視覚を補完する人工知能技術の開発、続々と進む

ロボティア編集部2016年4月11日(月曜日)

 視覚障害者にとって、デジタル世界はこれまでコンタクトが難しい領域だった。しかし近年、人工知能や画像・映像認識技術が急速に発展。視覚障害者とデジタル世界を繋ぐ、新しい技術が続々と開発され始めている。4月7日、英科学技術誌「アルファ(alphr)」には視覚を補完する技術が紹介された。

 まず、オーストラリアのスタートアップ「ブリタブ(BLITAB)」では、視覚障害者が利用することができるタブレットを開発している。一見、電子書籍のリーダーのような形だが、一般的なスクリーンを使用する代わりに点字を入出力することができる。

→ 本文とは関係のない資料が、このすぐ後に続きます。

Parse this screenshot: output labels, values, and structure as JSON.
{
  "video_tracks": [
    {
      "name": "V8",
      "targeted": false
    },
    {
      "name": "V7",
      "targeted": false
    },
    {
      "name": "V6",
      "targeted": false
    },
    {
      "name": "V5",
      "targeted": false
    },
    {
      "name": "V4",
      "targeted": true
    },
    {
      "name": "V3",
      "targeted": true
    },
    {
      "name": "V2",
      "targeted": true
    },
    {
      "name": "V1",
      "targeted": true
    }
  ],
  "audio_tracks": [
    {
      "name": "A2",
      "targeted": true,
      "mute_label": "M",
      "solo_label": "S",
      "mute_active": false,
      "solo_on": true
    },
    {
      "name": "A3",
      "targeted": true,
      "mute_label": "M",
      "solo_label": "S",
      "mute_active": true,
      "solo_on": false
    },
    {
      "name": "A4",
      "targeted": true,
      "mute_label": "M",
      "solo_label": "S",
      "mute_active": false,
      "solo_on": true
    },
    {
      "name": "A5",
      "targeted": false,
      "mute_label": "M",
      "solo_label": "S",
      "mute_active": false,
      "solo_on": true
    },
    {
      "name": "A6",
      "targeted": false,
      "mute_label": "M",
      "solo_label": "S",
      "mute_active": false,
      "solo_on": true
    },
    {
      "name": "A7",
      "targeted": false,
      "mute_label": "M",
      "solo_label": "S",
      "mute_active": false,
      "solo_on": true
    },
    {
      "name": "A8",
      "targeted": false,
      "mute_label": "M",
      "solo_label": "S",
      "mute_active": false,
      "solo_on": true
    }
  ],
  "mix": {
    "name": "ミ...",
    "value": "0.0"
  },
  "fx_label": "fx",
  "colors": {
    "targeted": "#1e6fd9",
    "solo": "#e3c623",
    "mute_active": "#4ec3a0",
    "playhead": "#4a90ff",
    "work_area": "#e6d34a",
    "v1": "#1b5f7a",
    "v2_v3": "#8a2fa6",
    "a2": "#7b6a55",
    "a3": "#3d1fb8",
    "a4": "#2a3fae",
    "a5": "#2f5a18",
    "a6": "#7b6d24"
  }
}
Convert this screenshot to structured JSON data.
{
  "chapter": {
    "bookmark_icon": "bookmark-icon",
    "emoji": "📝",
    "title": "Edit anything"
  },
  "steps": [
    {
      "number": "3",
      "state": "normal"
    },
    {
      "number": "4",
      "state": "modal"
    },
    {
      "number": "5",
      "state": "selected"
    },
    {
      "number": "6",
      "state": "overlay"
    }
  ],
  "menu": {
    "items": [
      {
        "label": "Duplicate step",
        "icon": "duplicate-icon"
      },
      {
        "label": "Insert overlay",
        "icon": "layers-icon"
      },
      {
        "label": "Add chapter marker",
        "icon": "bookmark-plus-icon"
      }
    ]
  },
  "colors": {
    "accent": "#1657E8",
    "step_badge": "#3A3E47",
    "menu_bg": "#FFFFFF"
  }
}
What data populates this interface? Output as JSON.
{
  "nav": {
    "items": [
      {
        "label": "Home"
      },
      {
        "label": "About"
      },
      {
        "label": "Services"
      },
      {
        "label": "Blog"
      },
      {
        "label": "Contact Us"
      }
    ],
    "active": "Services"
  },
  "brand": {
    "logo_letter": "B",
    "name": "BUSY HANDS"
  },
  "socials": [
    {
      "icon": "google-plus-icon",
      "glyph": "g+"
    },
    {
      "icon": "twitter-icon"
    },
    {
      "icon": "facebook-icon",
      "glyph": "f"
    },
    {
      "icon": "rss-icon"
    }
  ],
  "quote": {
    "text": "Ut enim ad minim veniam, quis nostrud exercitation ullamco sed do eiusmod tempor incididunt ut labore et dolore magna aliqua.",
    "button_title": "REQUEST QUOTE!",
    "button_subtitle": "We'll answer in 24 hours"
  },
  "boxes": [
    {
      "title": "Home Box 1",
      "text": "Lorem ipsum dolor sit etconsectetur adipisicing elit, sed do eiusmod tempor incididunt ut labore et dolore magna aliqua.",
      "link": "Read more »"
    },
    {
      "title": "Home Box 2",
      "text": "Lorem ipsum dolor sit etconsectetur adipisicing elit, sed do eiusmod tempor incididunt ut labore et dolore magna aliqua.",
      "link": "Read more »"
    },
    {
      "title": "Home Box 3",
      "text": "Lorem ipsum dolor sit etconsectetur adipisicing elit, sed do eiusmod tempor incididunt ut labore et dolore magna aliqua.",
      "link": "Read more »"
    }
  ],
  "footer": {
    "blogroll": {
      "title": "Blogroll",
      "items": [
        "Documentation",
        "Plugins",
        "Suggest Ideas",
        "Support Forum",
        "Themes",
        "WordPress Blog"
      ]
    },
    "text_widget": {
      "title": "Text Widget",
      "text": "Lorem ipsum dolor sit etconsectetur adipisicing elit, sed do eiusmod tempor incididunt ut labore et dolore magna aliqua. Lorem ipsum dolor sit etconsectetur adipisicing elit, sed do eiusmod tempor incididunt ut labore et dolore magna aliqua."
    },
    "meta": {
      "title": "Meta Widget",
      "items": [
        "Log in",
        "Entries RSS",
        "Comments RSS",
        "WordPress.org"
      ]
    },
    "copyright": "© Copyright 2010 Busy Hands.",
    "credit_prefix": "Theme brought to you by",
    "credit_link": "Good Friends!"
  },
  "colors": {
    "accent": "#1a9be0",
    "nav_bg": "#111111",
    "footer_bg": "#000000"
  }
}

 ブリタブの創設者・CEOのクリスティーナ・ツベタノバ(Kristina Tsvetanova)氏は、「視覚障害者が触覚と音を通じて新しい情報に触れ、また新たな情報を入力することができる(中略)伝統的な概念を超えた新しいソリューション」としている。ブリタブではそのほかにも、視覚障害者がデジタル機器を使ってコミュニケーションすることができるようなプラットフォームを構築。同時にさまざまなソフトウェアを拡充している。

ビジュアルQ&A_facebook
photo by theverge.com

 視覚の補完に人工知能を活用する事例も登場している。フェイスブックはAI技術を活用し、画像認識技術をメモリネットワーク(MemNets)と組み合わせさせる方法を模索している。「ビジュアルQ&A(visual Q&A)」と名付けられたそのソリューションは、写真に写っている内容を人工知能が詳細に説明してくれる。同プロジェクトでは、ディープランニングに抽象化された情報を解釈することができる畳み込みニューラルネットワーク(CNN、Convolutional Neural Network)を追加。これにより、言語と映像を同時に理解する能力が補完されている。

 フェイスブック関係者は、最近行われた技術発表会で「映画『ザ・ロード・オブ・ザ・リング』を見ながら10万個の質問を受け答えするなど、さまざまな方法で(人工知能の)精度を高めている」としている。フェイスブックでは今後、同人工知能技術が視覚障害者を視覚的にバックアップできるものとの見通しを立てている。

マイクロソフト_ビルド
photo by microsoft

 マイクロソフトも人工知能を通じて人の視覚を補完する技術を開発している。先月行われたイベント「ビルド(Build)」では、人間が接した状況をリアルタイムで認識・説明する技術を開発中だと明かした。同技術には本を読んだり、映画に登場する人物の表情を解釈する機能などが含まれる。

 視覚を補完する技術としては「アイポリ(Aipoly vision)」もある。これは、視覚障害者のためのモバイルアプリなのだが、スマートフォンなどにインストールすると目の前の物体や状況を分析、音声で説明してくれる。同アプリを開発した企業・アイポリは、シリコンバレーに所在するシンギュラリティ大学(Singularity University)で設立されたスタートアップだ。

アイポリ
photo by Aipoly

 アイポリはこれまで、NASAエイムズ研究センター(Ames Research Center=ARC)と協力し、人間の周囲の状況を映像として認識する能力と、それを言葉で説明する能力を向上させてきた。同アプリは、ユーザーの周りで起こっている約5000のタイプの状況を説明することができる。加えて、遠く離れている場所、例えば家の中やあるいはオフィスの状況を把握・監督することも可能だ。

 アイポリでは現在、「alphaGo(アルファゴ)」と類似した人工知能システム「テラディープラーニングシステム(Tera Deep Learning System)」に抽象的な言語・映像理解を可能にするCNNを結合し、人工知能の能力を拡大・強化している。

アイポリ2
photo by Aipoly

 アイポリの共同創設者であるアルベルト・リッツォーリ(Alberto Rizzoli)CEOは、「現在進めている映像と言語の解釈作業が完了したら、目を閉じていても周囲の状況を詳細に認識できる道が開かれる(中略)現在、約1000万個のイメージを入力し、それらの画像を人のように理解、説明できるように言語的な訓練をさせている(中略)この技術は、視覚障害者など視覚的な困難を抱えている人々に大いに役立つはずだ」と話している。